Kanaat ve iktisadın zirvesinden insanlığa seslenen yüce Peygamberimiz (asm) maksatsız ve faydasız harcamalar için, "Her israf edilen haramdır "2 buyurmuştur.
"Evinizin önünden bir nehir aksa, abdest bile alacak olsanız, suyu ihtiyaçtan fazla kullanmayınız" tavsiyesi de Resûlullahın (asm).
Bu, suyun zayi olmasından değil, iktisat eğitimini vermek içindir. Hakim-i mutlak (cc), bir âyette, "Yiyiniz içiniz israf etmeyiniz. Allah israf edenleri sevmez"3 emrini verir. Bir diğerinde de, "Elini büsbütün açıp malını harcama ki, kınanıp açıkta kalmayasın"4 îkazında bulunuyor.
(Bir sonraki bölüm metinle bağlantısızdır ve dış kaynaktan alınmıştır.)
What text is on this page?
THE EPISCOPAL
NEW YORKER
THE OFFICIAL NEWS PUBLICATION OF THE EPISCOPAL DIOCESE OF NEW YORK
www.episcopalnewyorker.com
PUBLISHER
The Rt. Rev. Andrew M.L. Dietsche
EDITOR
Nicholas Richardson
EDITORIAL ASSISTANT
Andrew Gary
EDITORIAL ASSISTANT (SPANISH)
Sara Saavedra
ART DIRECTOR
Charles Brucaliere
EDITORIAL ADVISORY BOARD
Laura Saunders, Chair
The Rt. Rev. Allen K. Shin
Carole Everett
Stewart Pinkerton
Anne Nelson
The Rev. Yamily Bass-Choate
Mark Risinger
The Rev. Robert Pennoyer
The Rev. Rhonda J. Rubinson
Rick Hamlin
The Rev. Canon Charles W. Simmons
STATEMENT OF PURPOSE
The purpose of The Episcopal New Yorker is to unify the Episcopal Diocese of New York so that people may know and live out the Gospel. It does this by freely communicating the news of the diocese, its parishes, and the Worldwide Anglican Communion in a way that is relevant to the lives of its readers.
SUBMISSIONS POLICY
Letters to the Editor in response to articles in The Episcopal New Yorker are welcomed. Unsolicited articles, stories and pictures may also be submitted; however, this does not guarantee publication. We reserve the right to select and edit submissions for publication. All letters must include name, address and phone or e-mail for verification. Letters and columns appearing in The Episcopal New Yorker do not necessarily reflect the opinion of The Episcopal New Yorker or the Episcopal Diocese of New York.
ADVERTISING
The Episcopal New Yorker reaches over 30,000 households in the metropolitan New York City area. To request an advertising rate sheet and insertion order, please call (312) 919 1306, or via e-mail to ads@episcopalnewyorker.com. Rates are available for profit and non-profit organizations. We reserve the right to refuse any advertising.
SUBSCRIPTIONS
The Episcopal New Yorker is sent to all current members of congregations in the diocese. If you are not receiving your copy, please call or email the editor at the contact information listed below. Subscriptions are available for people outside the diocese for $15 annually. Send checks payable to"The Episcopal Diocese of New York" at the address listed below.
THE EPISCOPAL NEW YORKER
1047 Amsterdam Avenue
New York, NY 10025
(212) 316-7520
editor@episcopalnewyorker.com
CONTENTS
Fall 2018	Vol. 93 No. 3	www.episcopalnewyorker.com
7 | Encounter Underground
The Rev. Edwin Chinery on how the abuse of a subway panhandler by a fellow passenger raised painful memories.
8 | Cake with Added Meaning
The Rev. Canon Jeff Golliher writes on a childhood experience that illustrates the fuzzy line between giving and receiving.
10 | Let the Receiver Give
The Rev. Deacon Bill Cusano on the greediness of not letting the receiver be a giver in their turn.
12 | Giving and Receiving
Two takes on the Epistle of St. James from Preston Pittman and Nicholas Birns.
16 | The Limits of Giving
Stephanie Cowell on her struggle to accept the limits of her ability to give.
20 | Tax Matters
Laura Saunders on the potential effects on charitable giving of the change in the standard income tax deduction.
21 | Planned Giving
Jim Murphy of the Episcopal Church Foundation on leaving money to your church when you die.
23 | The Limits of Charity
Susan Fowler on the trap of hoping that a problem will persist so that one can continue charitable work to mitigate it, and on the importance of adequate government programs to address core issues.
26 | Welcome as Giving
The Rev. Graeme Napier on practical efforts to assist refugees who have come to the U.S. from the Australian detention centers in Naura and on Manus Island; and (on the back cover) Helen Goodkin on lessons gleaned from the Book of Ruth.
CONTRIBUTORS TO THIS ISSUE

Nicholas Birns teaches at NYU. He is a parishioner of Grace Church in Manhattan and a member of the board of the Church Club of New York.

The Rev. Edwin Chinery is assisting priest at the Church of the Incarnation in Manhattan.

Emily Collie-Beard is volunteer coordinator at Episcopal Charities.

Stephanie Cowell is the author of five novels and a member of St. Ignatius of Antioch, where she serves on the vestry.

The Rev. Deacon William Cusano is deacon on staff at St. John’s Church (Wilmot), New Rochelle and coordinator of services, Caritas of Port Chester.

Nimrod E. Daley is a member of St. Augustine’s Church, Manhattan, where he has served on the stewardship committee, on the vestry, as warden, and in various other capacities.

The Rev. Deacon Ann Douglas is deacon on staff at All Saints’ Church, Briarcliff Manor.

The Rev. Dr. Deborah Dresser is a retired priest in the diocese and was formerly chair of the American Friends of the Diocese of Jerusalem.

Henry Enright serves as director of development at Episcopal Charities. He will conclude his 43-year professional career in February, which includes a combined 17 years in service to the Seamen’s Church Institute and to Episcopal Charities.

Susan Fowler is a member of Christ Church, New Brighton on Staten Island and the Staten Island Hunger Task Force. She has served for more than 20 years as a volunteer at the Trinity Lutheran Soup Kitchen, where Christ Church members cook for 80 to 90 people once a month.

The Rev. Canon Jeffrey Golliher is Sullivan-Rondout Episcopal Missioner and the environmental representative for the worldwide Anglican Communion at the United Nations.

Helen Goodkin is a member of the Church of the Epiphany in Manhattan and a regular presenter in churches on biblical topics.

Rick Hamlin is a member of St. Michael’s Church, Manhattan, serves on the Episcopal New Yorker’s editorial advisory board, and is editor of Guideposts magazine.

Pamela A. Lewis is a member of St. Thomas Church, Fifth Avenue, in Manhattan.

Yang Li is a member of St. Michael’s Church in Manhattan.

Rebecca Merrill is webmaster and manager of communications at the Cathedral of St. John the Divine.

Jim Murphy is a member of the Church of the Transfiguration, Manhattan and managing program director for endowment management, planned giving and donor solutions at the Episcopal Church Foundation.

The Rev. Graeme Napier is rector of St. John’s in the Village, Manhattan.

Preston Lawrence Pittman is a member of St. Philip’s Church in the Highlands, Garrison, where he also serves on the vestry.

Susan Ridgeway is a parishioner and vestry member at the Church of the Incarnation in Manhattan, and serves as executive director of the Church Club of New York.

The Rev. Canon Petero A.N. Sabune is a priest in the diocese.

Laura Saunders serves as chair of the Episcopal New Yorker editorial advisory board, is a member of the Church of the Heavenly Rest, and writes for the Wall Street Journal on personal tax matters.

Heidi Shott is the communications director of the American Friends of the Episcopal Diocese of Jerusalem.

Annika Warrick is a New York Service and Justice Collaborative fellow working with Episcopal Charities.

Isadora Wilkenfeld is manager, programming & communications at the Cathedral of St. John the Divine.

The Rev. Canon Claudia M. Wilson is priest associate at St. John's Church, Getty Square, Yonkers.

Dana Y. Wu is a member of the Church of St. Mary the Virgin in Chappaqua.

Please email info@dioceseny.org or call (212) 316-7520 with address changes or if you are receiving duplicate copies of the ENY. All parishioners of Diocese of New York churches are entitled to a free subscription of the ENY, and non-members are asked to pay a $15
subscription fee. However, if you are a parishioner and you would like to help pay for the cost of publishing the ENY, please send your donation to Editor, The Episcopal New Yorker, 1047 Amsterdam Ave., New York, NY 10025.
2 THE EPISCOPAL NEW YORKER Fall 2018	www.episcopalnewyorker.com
İslâmın reddettiği israf sadece yeme, içme ve maddî şeylerde değildir. Konuşmaktan gezmeye, eğlenmekten diğer fiil ve hareketlere kadar, hayatın bütün safhalarını içine alır.
Kâinatta zerre miskal israf ve abesiyete yer yoktur. Bugünkü medeniyet anlayışı insanlığı, iktisat ve kanaat esasını bozarak israf, hırs ve tamaa teşvik ediyor; sefâhet ve sefâlet kapısını açıyor. İsraf, ferdi mahveder, aileyi batırır, toplumu çökertir. Onun için Şeriat, israftan men eder.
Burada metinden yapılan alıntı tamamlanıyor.